Das weiße Gebäude vor ihm hatte etwas Unheimliches an sich. War da jemand auf dem Dach? Nein, nur ein Schatten.
Belfontaine ließ vorsichtshalber den Blick über die Dächer der umliegenden Gebäude wandern, ob dort Späher zu entdecken waren. Angeblich hätte ihm sein Kampfhelm die Anwesenheit von Personen anzeigen müssen, weil ihre Körperwärme ein Signal auslöste, aber der einheimische Stein schien diese Funktion außer Kraft zu setzen. Typisch – immer wenn man ein Gerät wirklich brauchte, ließ es einen im Stich. Es war wie ein Gesetz.
Seine wachsende Angst unterdrückend, rückte Lyle Belfontaine weiter vor, seine Stiefel und die seiner Begleiter hallten im Takt von den Pflastersteinen der breiten Straße wider. Das regelmäßige, rhythmische Geräusch begann seine Nerven langsam zu besänftigen. Er wusste, dass Männer, die in eine Schlacht zogen, oft nervös waren, und nicht anders. entschied er, erging es ihm eben jetzt. Das war nichts, worüber er sich Sorgen machen müsste.

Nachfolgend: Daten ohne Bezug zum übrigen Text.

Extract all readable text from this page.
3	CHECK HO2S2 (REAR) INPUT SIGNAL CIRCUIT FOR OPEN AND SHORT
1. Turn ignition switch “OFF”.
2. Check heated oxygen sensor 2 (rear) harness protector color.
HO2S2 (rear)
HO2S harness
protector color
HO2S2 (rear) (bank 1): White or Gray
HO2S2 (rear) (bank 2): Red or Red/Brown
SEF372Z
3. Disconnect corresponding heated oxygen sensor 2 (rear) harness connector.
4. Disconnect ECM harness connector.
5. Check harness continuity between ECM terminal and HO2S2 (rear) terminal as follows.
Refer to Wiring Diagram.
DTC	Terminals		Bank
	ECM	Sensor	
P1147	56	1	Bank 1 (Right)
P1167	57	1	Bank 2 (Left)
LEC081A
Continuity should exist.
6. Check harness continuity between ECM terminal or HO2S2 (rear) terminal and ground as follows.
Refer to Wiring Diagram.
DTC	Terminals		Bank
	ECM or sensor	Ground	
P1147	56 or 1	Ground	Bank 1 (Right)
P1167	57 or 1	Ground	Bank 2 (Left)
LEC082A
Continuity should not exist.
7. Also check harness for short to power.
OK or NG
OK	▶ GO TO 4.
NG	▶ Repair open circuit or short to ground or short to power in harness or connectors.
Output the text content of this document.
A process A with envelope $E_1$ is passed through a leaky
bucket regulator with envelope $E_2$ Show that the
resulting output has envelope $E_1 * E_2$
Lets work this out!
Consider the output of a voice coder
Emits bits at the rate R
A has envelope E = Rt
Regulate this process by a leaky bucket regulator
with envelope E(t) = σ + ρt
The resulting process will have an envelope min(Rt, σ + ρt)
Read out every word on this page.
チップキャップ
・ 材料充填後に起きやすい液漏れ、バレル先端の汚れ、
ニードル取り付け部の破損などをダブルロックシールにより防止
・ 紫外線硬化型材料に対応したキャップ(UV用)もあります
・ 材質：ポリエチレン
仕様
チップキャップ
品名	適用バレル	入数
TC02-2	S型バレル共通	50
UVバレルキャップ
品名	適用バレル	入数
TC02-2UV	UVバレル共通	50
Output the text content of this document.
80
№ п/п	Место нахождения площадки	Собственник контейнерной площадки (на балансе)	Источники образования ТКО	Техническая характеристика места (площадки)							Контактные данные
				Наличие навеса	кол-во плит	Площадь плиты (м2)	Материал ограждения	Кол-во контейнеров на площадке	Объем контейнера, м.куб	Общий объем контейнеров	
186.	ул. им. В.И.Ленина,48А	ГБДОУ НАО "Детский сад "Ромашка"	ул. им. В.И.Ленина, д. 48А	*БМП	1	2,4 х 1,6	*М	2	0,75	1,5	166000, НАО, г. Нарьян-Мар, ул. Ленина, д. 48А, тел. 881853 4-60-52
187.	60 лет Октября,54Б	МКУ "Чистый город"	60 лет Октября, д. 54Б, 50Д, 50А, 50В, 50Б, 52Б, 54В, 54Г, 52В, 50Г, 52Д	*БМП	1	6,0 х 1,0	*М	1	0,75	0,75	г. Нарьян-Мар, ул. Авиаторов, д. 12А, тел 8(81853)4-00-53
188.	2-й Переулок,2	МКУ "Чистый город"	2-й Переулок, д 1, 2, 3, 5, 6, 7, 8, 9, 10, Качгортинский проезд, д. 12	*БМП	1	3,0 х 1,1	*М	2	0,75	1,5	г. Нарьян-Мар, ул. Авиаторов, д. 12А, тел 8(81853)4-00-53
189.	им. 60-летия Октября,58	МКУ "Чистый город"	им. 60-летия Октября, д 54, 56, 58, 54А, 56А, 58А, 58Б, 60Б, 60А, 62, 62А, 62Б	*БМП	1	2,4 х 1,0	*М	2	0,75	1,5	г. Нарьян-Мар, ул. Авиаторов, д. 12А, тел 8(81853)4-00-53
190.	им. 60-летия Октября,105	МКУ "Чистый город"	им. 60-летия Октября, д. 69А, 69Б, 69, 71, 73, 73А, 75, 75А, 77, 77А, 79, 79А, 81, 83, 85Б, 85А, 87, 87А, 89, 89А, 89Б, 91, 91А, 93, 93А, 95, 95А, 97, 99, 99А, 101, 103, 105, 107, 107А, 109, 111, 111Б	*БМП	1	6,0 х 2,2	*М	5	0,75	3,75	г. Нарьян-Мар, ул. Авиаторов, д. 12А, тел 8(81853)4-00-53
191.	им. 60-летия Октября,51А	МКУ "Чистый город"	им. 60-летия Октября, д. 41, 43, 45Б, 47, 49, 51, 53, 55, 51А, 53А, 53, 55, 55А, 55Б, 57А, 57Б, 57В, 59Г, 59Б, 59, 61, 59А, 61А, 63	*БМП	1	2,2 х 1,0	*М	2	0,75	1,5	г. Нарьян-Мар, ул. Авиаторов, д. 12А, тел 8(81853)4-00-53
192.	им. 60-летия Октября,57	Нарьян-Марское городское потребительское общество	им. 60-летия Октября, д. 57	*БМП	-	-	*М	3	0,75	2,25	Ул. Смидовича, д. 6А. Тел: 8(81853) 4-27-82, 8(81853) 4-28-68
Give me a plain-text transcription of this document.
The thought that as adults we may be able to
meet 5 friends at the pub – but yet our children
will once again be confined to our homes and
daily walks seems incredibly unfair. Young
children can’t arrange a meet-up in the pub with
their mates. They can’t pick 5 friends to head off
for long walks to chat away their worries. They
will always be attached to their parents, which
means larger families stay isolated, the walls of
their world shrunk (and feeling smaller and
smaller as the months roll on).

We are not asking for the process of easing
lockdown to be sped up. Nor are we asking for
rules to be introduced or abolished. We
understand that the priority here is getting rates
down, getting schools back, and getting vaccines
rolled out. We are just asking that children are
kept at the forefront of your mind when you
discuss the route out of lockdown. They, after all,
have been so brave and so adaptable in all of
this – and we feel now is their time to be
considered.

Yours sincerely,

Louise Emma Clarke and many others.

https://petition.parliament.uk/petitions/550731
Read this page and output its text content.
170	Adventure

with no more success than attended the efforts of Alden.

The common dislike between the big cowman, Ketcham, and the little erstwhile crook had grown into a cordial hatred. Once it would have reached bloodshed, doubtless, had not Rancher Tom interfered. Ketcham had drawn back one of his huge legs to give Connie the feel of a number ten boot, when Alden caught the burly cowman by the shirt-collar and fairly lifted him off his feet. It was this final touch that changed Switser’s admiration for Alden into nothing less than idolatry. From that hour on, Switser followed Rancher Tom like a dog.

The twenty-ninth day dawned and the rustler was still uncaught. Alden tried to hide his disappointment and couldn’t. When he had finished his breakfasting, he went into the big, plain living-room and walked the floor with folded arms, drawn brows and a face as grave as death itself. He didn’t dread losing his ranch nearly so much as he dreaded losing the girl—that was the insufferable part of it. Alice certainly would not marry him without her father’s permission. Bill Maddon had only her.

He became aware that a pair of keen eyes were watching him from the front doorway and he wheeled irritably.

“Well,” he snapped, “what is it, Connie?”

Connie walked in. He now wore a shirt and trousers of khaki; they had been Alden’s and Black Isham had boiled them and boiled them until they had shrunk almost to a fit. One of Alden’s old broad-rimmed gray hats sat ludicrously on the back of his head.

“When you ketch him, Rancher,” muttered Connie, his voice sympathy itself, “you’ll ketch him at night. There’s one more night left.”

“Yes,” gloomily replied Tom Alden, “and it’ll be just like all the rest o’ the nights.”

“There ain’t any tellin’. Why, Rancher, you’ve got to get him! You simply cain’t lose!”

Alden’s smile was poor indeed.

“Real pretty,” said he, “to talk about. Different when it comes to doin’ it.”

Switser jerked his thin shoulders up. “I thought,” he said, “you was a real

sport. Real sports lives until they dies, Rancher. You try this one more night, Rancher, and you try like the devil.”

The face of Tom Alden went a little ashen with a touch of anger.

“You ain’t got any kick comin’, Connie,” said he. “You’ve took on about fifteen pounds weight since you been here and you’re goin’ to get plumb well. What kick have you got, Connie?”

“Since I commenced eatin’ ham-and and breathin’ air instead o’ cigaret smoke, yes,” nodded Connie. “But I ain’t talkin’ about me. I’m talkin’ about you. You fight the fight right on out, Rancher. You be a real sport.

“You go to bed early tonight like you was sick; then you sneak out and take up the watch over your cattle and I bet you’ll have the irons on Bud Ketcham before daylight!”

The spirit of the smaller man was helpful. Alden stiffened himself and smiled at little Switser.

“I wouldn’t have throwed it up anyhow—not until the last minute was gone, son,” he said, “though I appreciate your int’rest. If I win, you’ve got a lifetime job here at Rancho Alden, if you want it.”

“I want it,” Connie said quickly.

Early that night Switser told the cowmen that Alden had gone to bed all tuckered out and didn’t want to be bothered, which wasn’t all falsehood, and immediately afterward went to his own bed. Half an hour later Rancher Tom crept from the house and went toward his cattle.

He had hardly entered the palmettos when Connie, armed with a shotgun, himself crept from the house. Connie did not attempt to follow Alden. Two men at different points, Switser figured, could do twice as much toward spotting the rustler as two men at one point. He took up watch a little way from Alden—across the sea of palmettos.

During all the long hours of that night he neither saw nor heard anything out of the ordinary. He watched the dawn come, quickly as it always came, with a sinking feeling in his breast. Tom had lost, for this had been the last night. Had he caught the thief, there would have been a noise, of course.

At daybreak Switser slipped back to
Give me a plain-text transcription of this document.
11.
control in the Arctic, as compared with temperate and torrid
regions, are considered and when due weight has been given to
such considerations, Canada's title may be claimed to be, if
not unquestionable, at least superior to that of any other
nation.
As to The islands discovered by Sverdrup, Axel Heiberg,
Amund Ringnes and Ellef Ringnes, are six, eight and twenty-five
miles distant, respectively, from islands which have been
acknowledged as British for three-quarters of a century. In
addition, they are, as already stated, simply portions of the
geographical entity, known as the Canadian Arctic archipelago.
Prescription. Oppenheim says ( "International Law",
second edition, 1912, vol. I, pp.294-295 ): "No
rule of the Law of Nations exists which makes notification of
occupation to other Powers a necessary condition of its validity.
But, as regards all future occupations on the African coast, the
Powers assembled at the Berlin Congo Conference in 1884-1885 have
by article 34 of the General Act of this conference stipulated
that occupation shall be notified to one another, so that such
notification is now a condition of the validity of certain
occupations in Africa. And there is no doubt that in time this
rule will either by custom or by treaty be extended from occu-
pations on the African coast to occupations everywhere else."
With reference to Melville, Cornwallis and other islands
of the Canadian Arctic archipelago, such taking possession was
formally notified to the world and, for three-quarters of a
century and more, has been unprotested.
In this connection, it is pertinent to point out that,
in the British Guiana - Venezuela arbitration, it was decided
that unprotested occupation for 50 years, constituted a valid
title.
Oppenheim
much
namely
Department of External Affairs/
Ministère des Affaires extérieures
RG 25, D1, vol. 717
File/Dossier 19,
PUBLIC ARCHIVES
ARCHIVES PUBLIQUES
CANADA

Nun stand er am Fuß zweier breiter Treppen, die zum Haupteingang der Burg führten. Er hielt einen Moment inne, sah zu dem großen, mit Schnitzereien verzierten Portal hinauf und freute sich schon darauf, es zu zerstören. Er bellte ein Kommando in seinen Helm, und zwei Gruppen rückten auf der Treppe nach oben vor. Alles lief wie geplant, und Belfontaine gestattete sich ein Lächeln hinter seinem Visier.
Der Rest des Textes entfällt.